First titles guide Stanford, Penn State to glory
As college soccer continues to shed the shackles of dynastic power that had guided its ways for decades, more and more teams are winning their first ever national titles. It so happens two teams accomplished that feat this year just a week apart.
On Dec. 6, Penn State dropped Duke 1-0 to capture the first women’s soccer national title in Nittany Lions history. A week later, Jordan Morris scored twice to help give Stanford its first title in men’s soccer with a rollicking 4-0 victory over Clemson. Two different paths to the same pinnacle.
For both teams, the future looks particularly bright. Both the Nittany Lions and the Cardinal have recruited incredibly well over the last couple years, and both rosters are stocked with enough young talent to replace whatever leaves in the offseason. For Stanford, that will most likely include Morris, the junior phenom who’s courting interest from MLS and maybe some overseas clubs as well. From that vantage, Penn State might have an easier time repeating.
Still, 2015 provided us further proof that the gates to glory in college soccer are growing wider by the year.
The Great American Scouting Crisis
Among our other coverage assignments in 2015, one of the more intriguing involved the US Youth Soccer National Championships in Tulsa this summer. While not the biggest youth tournament on the calendar in terms of reputation, it’s still home to thousands of players who aren’t necessarily playing and being identified in the more heavily scouted Development Academy.
The one thing that stood out to us above the rest? How few scouts were in attendance, and how many players who aren’t in the DA are falling through the cracks.

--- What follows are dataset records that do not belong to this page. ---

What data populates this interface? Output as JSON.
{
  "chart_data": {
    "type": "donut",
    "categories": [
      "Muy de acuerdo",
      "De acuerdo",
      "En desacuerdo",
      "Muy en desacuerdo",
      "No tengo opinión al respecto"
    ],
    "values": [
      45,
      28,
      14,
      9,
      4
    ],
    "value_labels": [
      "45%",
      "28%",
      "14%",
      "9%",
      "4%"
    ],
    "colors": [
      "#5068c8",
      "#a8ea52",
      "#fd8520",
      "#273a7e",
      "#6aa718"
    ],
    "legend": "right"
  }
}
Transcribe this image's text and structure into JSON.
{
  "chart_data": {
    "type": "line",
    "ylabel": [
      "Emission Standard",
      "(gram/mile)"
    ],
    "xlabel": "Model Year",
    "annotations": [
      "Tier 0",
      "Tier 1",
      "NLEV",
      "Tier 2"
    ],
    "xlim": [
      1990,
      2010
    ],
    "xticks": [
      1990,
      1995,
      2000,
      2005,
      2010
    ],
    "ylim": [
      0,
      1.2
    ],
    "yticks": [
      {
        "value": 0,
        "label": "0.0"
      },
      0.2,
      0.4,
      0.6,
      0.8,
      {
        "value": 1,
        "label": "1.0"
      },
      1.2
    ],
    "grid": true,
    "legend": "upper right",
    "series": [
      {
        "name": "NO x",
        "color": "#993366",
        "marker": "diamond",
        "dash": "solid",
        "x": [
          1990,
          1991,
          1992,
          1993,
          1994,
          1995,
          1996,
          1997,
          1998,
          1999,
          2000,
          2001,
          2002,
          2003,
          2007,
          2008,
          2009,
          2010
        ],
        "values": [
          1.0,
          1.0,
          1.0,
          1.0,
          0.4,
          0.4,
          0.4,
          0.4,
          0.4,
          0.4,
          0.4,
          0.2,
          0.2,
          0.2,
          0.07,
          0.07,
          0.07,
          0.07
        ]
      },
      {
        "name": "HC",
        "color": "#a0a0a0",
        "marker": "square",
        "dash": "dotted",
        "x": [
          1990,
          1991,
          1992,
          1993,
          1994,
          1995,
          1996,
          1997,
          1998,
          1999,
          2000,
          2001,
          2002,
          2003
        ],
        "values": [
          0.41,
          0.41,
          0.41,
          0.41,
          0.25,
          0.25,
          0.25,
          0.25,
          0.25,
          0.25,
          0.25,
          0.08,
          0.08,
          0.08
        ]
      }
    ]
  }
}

Scouting in the U.S. is a difficult beast to pin down, what with the massive amounts of ground to cover and the thousands of club teams and the lack of top-down money to send full-time scouts to scour the country for top players. So we do as best we can, muddling through tournaments bereft of talent scouts in an attempt to catch as many as possible before they slip through our fingers forever. This past year witnessed a more concerted effort to catch more and more players in the net, but there is still work to be done.